By answering this question, they committed to not do some things. This helped free them up psychologically to focus on the few items that they must complete.

 

The Next 30 Minutes

After each team answered their questions, we brought everyone back together for the part most teams skip.

One person from each team shared their Musts, Delegates, and Won’ts out loud. Just those three columns. While they shared, the other teams listened for one question: Does what they’re sharing affect us?

That’s when the room woke up.

Sales heard that Operations had a major inventory count happening over two specific days. They had no idea. They had bids going out in that same window that would’ve required Ops to be available for last minute conversations.

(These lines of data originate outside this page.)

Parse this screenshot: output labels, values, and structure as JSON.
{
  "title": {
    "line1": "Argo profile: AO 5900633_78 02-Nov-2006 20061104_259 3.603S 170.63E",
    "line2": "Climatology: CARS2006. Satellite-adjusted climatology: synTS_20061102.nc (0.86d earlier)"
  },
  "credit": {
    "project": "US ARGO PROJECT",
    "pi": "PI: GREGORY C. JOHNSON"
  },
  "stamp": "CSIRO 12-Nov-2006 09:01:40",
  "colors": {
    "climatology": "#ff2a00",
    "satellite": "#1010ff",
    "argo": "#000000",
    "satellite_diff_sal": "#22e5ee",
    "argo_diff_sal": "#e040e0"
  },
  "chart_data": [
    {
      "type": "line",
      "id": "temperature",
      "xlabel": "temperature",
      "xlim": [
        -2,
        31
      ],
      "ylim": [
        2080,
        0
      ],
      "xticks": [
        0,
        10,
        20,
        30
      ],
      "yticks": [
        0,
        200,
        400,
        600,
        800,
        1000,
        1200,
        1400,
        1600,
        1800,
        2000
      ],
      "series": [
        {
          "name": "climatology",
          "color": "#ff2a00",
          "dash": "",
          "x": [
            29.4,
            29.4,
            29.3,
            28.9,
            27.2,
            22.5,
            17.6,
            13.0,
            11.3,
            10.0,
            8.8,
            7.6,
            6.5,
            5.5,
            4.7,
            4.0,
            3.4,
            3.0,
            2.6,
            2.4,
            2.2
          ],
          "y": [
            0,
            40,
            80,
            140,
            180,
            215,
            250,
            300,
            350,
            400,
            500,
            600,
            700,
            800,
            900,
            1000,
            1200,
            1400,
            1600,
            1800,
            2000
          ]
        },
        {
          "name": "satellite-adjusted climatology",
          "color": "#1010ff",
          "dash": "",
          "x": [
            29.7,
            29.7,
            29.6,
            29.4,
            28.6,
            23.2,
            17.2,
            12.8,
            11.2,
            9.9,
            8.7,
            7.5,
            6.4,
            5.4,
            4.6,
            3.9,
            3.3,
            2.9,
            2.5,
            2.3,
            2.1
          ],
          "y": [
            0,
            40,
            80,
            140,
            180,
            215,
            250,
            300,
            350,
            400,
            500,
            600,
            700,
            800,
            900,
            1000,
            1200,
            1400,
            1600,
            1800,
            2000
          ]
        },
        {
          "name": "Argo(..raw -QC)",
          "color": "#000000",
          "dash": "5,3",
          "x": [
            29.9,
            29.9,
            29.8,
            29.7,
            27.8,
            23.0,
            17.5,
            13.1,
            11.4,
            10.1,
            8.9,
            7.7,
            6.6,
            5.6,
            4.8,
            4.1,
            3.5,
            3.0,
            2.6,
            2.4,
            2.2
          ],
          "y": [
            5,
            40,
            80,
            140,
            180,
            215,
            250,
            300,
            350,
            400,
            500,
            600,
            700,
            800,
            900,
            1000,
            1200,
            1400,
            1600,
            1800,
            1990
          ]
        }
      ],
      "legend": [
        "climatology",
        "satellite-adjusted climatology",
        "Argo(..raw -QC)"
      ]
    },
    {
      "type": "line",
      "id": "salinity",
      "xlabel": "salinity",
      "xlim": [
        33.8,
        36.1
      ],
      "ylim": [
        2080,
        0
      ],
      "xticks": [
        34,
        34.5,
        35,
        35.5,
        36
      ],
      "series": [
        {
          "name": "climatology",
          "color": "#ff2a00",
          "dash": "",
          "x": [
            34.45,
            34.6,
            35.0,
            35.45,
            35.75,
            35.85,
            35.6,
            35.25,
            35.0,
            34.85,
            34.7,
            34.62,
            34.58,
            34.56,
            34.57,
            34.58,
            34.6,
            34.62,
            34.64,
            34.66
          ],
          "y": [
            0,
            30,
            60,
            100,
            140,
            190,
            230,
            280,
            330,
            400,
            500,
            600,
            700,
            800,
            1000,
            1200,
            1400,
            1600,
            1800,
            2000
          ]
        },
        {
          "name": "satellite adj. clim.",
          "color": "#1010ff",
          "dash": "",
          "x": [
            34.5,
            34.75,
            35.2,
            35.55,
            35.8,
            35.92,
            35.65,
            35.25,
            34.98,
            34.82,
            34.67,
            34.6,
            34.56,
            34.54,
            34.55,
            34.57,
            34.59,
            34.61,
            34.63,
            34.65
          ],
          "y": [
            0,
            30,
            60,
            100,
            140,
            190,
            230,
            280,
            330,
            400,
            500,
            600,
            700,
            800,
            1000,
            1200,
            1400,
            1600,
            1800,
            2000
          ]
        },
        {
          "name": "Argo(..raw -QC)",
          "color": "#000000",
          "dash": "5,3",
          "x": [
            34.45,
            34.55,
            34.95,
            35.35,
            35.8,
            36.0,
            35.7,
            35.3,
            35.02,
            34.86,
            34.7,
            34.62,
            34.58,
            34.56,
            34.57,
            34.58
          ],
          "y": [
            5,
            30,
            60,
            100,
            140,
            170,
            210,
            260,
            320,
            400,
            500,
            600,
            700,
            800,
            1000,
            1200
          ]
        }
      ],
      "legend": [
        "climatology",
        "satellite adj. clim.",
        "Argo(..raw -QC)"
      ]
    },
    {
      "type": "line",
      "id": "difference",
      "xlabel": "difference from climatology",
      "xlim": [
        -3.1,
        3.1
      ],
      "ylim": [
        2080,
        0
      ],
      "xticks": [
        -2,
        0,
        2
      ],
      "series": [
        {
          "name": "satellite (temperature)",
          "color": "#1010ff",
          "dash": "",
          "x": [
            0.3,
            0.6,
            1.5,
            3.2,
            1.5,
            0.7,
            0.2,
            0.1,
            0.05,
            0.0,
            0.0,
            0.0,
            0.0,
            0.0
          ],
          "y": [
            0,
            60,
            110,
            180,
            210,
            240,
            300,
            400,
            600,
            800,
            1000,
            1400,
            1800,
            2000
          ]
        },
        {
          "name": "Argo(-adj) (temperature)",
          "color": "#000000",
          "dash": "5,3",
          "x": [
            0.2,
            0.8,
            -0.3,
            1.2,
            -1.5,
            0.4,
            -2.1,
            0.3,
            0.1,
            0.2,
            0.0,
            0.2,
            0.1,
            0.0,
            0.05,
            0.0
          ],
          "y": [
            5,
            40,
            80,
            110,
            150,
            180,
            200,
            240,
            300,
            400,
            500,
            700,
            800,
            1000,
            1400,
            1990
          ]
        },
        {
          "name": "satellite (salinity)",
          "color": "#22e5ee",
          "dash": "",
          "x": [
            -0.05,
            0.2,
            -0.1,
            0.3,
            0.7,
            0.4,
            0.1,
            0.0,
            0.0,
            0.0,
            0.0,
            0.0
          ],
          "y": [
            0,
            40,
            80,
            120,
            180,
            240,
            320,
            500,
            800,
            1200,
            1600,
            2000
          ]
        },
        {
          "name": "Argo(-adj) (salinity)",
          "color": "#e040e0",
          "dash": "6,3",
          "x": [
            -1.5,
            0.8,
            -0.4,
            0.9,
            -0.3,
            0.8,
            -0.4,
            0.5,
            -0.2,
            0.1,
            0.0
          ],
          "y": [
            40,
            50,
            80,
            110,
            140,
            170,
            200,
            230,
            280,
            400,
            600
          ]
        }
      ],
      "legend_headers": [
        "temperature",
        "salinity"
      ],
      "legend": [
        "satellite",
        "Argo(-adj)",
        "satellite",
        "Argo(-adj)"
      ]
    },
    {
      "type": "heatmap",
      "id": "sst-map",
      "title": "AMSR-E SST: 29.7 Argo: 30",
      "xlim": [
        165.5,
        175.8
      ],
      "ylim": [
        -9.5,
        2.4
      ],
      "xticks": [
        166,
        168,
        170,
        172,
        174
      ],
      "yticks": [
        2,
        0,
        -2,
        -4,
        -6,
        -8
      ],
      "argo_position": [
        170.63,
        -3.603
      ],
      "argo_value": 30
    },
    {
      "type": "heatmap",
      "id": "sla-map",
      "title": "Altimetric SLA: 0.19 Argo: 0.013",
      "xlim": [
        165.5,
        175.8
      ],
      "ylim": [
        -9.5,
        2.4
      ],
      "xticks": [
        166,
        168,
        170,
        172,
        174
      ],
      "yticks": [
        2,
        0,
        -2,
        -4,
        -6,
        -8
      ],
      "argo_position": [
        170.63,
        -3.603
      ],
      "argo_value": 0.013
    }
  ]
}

IT heard that two teams were each planning to bring them a new system in the same month. They knew that this wasn’t possible, so the departments developed a new plan together.

Finance had a vendor change on their Won’t list. IT had the same vendor change on their Must list. Before the meeting, both had assumed the other team was on the same page.

These weren’t strategy failures. They were misalignments. And they were invisible until people had to say their Musts, Delegates, and Won’ts in front of each other.

That’s the gold of this exercise. Not the lists themselves. The conversations the lists force you to have.

 

Use It for Individuals, Too

What we did with a group of teams can also be done with individuals. Every person will walk away knowing the three things that matter most for the next 90 days—and the projects they won’t do.

That’s what alignment actually looks like.


1 Action

Block 60 minutes with your team on the calendar in the next two weeks to walk through the Could, Should, Must exercise together.